Technology and training boosts
The Federal Government announced a training and technology boost last year allowing eligible expenditure on digital operations (including computers, digital media and marketing costs, and e-commerce spend) between 29 March 2022 and 30 June 2023. It is only for businesses with a turnover of less than $50 million.
“The important part about highlighting this is that a lot of businesses we have seen possibly haven’t known about it or tax agents possibly haven’t applied it to tax returns, but it’s fairly easy to apply,” Carulli says.
There is a $20,000 cap ($100,000 spend) for the three months to 30 June 2022, and the same allowances again in the year to 30 June 2023.
“Those two claims can be done in the one tax return this financial year,” Carulli says.
Businesses can also claim a skills and training boost to upskill employees. This runs through to 30 June 2024 and there is no cap, but the training must be provided by an Australian registered training provider.
Temporary full expensing
Temporary full expensing is available to be applied to 30 June 2023 and allows businesses to write off their asset purchases, It comes with great initial tax benefits but there are some consequences, so you should be fully informed of these before applying it.

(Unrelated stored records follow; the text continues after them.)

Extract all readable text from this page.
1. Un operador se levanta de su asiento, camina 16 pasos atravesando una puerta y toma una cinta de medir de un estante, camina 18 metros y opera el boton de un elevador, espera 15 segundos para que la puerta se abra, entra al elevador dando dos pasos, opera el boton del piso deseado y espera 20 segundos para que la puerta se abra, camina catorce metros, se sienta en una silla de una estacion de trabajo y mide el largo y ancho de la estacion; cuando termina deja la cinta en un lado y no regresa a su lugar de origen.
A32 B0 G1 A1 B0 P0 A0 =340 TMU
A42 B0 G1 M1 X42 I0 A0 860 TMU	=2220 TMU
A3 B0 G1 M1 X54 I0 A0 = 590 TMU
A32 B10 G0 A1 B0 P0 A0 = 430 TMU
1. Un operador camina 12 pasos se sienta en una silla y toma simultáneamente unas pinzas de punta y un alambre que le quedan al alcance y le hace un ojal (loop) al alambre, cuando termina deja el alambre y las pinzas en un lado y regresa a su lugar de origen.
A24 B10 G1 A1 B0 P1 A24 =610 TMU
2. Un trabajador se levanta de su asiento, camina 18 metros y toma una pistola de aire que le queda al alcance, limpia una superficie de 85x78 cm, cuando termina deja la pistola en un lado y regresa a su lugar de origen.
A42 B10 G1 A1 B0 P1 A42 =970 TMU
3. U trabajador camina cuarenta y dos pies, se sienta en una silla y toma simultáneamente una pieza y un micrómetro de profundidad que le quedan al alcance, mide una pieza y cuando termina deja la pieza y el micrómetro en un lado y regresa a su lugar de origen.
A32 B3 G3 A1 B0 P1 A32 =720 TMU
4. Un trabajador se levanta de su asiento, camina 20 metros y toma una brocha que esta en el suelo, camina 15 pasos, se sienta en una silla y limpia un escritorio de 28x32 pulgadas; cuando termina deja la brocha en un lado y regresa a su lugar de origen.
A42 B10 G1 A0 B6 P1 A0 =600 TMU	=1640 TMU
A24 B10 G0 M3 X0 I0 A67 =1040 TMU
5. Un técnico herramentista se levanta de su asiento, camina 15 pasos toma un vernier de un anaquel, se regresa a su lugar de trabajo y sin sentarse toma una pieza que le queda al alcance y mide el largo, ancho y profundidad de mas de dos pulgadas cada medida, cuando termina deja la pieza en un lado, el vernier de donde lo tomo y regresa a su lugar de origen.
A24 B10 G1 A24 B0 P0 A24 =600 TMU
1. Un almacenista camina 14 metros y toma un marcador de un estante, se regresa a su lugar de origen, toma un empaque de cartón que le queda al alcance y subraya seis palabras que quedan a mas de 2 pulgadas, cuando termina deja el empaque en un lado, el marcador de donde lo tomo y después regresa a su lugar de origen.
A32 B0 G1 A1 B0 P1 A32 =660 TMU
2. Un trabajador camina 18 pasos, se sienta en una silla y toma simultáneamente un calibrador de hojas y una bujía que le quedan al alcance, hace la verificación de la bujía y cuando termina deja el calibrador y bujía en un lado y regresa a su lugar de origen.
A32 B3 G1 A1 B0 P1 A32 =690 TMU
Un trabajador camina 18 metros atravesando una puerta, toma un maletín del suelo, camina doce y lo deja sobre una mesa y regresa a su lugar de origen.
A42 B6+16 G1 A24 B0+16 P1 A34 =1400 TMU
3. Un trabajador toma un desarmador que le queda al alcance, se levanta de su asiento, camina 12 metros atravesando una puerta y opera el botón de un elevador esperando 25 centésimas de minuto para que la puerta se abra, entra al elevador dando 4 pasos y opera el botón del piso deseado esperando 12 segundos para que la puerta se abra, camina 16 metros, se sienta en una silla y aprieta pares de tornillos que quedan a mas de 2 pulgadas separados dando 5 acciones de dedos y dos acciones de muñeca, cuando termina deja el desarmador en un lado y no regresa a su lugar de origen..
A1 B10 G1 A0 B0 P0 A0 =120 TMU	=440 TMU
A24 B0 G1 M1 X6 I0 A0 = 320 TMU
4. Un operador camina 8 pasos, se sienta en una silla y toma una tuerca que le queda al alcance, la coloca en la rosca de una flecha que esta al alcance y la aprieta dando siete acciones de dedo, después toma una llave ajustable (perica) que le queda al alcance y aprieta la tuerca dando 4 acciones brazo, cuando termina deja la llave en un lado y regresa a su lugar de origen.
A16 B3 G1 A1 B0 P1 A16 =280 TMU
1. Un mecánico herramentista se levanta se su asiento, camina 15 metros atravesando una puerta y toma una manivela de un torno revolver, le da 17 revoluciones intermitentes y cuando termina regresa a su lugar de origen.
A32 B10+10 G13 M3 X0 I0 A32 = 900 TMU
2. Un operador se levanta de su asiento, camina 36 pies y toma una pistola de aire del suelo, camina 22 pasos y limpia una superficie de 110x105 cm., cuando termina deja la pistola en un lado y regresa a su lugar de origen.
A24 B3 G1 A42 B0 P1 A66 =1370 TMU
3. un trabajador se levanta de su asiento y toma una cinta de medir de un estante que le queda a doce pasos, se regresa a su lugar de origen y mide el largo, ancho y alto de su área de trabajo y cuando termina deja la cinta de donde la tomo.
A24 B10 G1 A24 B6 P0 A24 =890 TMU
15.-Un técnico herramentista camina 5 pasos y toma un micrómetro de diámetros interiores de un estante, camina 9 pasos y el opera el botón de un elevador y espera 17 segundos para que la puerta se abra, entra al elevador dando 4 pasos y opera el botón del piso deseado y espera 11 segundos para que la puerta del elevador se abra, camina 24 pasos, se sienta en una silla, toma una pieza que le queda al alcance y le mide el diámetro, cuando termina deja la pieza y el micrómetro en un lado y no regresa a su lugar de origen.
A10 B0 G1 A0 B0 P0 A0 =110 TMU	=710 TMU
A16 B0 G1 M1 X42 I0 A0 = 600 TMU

“It may be more beneficial claiming normal depreciation over time rather than an immediate deduction,” De Pietro says.
Tax loss carry-back
The tax loss carry-back provision is also only available to 30 June 2023 and can provide financial relief for struggling businesses allowing them to access a refund of prior year tax paid. However, it’s crucial to evaluate your specific situation. In some cases, carrying the loss forward to offset future profits might be a more strategic move, allowing you to maintain financial flexibility.
Importance of timely lodgement
Di Pietro says a common misconception among businesses is delaying the lodgement of their Business Activity Statements (BAS) due to cash flow concerns.
“However, this can prove counterproductive,” he says.
“It is advisable to prioritise the timely submission of documents, even if you can’t immediately make the required payments. The ATO typically allows for arrangements to be made later.”
Company directors should be particularly cautious about complying with tax obligations. Ignoring or delaying these responsibilities can lead to director penalty notices and, ultimately, personal liability for company debts. It is essential to ensure that all documents are lodged on time to avoid this predicament.
Getting good advice
Navigating the complex landscape of tax compliance and benefit maximisation requires vigilance and strategic planning, De Pietro says.
“By staying informed about ATO requirements, submitting documents on time and making informed decisions regarding taxation, businesses can be compliant and achieve good tax and financial outcomes,” he says.
“While tax obligations may seem daunting, they can be managed effectively with the right approach and advice.”